# lastest sound card drivers



## .AngelOfDeath17. (Aug 27, 2004)

how do i get the lastest sound card drivers can any one tell me plz?


----------



## nrclptcnsmniak (Aug 27, 2004)

just go to the site of the company u got it from. if not u can try driversguide.com. but be careful cuz some of the stuff they have listed might not be the right thing.  usually its easiest to look for .exe files.  the user name is "drivers" the password is "all" but u can create a new account with them if u want.  they used to have all users just sign in with that sn and pass.


----------



## daneadane (Aug 28, 2004)

what if i dont know my sound card manufactuer and if when u goto device manager under other devies there is a question mark and it says audio device but it cannot install


----------



## Praetor (Aug 28, 2004)

Then you open up the computer and look at (a) the soundcard if you have one or (b) the make of the mobo (if its onboard)


----------



## daneadane (Aug 28, 2004)

it says msi agp 8x... ok where can i get drivers?


----------



## Praetor (Aug 28, 2004)

> it says msi agp 8x... ok where can I get drivers?

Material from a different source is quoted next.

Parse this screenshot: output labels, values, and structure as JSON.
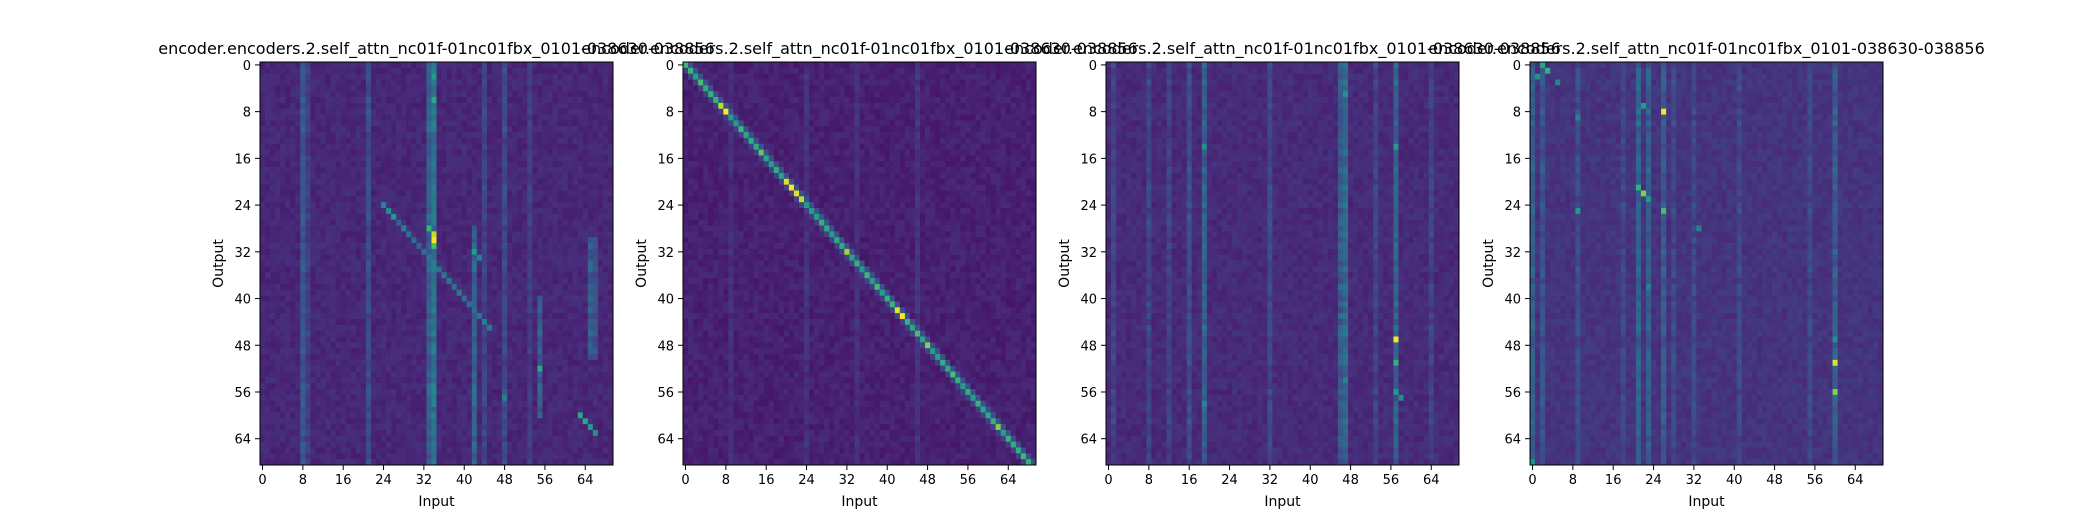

Maybe i wasnt explicitly clear, you need to find the make and model of the motherboard -- that is, if you have onboard sound to start with


----------



## daneadane (Aug 29, 2004)

its msi how do i find the model it says kt4v and kt400 on the box is that it?


----------



## daneadane (Aug 29, 2004)

???? anyone know????


----------



## Praetor (Aug 30, 2004)

You'll want the Realtek ALC drivers from here: http://www.msi.com.tw/program/support/driver/dvr/spt_dvr_list.php?part=1&kind=3&CHIP=3&ID=1



> ???? anyone know????


We're not here at your beck and call


----------